A vast array of experimental data on water provides a global view of the liquid that implicates its tetrahedral hydrogen-bonding network as the unifying molecular connection to its observed structural, thermodynamic, and dielectric property trends with temperature. Anyone who advocates an alternative structural picture for liquid water must consider this other, non-structural, data. Although we firmly did not think it possible that chain networks could be consistent with these known liquid water trends with temperature, there is no existing evidence to directly refute such a possibility. Therefore we decided to examine the consequences of. chain networks using three different modified water models that exhibit a local hydrogen-bonding environment of two hydrogen-bonds (2HB) and therefore networks of chains. Using these very differently parameterized models we evaluate their bulk densities, enthalpies of vaporization, heat capacities, isothermal compressibilities, thermal expansion coefficients, and dielectric constants, over the temperature range of 235K-323K. We also evaluate the entropy of the 2HB models at room temperature and whether such models nucleate ice Ih. All show poor agreement with experimentally measured thermodynamic and dielectric properties over the same temperature range, and behave similarly in most respects to normal liquids. This is to be contrasted by many modern simulation models of water that reproduce experimentally determined thermodynamic, dynamic, and dielectric trends with temperature. These models yield liquid structure that shows significant tetrahedral order and increased hydrogen-bonding than advocated by Wernet et al. Thus it appears that water structure based on hydrogen-bonded chains is inconsistent with liquid water as we know it through a multitude of experiments.

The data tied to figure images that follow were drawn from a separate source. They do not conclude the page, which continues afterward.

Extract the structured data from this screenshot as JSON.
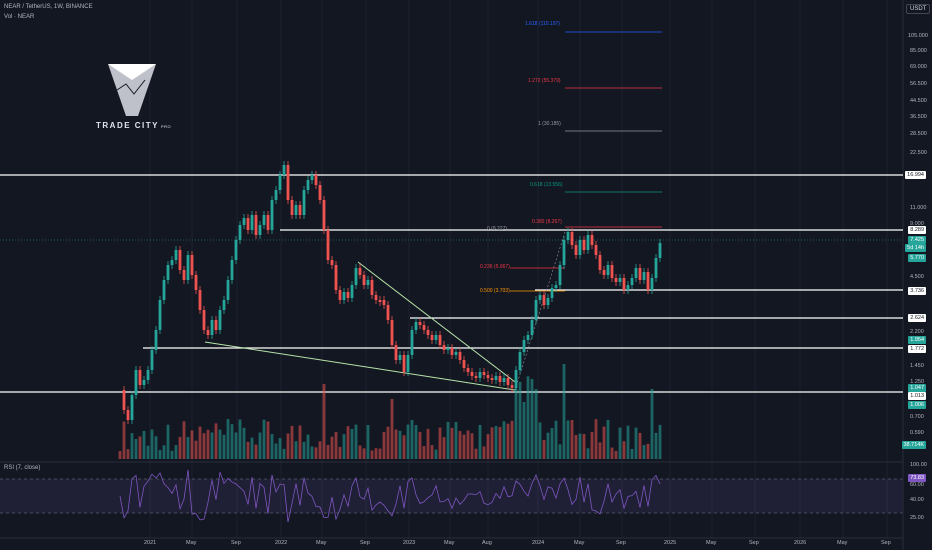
{
  "header": {
    "title": "NEAR / TetherUS, 1W, BINANCE",
    "volume_label": "Vol · NEAR",
    "currency_button": "USDT"
  },
  "logo": {
    "name": "TRADE CITY",
    "suffix": "PRO"
  },
  "price_axis": {
    "labels": [
      "105.000",
      "85.000",
      "69.000",
      "56.500",
      "44.500",
      "36.500",
      "28.500",
      "22.500",
      "11.000",
      "9.000",
      "4.500",
      "2.200",
      "1.450",
      "0.700",
      "0.590"
    ],
    "tags": [
      {
        "text": "16.994",
        "bg": "#ffffff",
        "fg": "#131722"
      },
      {
        "text": "8.289",
        "bg": "#ffffff",
        "fg": "#131722"
      },
      {
        "text": "7.425",
        "bg": "#26a69a",
        "fg": "#ffffff"
      },
      {
        "text": "5d 14h",
        "bg": "#26a69a",
        "fg": "#ffffff"
      },
      {
        "text": "5.770",
        "bg": "#26a69a",
        "fg": "#ffffff"
      },
      {
        "text": "3.736",
        "bg": "#ffffff",
        "fg": "#131722"
      },
      {
        "text": "2.624",
        "bg": "#ffffff",
        "fg": "#131722"
      },
      {
        "text": "1.954",
        "bg": "#26a69a",
        "fg": "#ffffff"
      },
      {
        "text": "1.772",
        "bg": "#ffffff",
        "fg": "#131722"
      },
      {
        "text": "1.250",
        "bg": "#131722",
        "fg": "#b2b5be"
      },
      {
        "text": "1.047",
        "bg": "#26a69a",
        "fg": "#ffffff"
      },
      {
        "text": "1.013",
        "bg": "#ffffff",
        "fg": "#131722"
      },
      {
        "text": "1.006",
        "bg": "#26a69a",
        "fg": "#ffffff"
      },
      {
        "text": "38.714K",
        "bg": "#26a69a",
        "fg": "#ffffff"
      }
    ]
  },
  "fib_levels": [
    {
      "text": "1.618 (110.197)",
      "color": "#2962ff"
    },
    {
      "text": "1.272 (55.379)",
      "color": "#f23645"
    },
    {
      "text": "1 (30.185)",
      "color": "#9598a1"
    },
    {
      "text": "0.618 (13.556)",
      "color": "#089981"
    },
    {
      "text": "0.382 (8.267)",
      "color": "#f23645"
    },
    {
      "text": "0 (8.227)",
      "color": "#9598a1"
    },
    {
      "text": "0.236 (5.067)",
      "color": "#f23645"
    },
    {
      "text": "0.500 (3.703)",
      "color": "#ff9800"
    }
  ],
  "rsi": {
    "title": "RSI (7, close)",
    "value_tag": "73.83",
    "axis_labels": [
      "100.00",
      "60.00",
      "40.00",
      "25.00"
    ]
  },
  "time_axis": {
    "labels": [
      "2021",
      "May",
      "Sep",
      "2022",
      "May",
      "Sep",
      "2023",
      "May",
      "Aug",
      "2024",
      "May",
      "Sep",
      "2025",
      "May",
      "Sep",
      "2026",
      "May",
      "Sep"
    ]
  },
  "colors": {
    "background": "#131722",
    "up": "#26a69a",
    "down": "#ef5350",
    "rsi_line": "#7e57c2",
    "level_line": "#ffffff"
  }
}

An alternative structure for liquid water based on chain networks should certainly have been anticipated to be controversial, but seemed to go directly at the goal of overturning conventional wisdom. Similar scientific excitement must have existed in the early days of the discovery of “polywater”, but eventually that alternative view proved to be false because the characterized water contained chemical impurities that ultimately explained polywater’s unusual, and un-water-like, properties. It would seem that the challenge of knowing whether a new structural view of water is correct is to first try to reconcile whether it “fits” into a larger experimental context of other structural, thermodynamic, dynamical, and dielectric data collected over decades by many able scientists.  Theory and simulation can more directly address “what is” the global view of the liquid and its phases, thereby providing a better reference state for investigating “what is not”.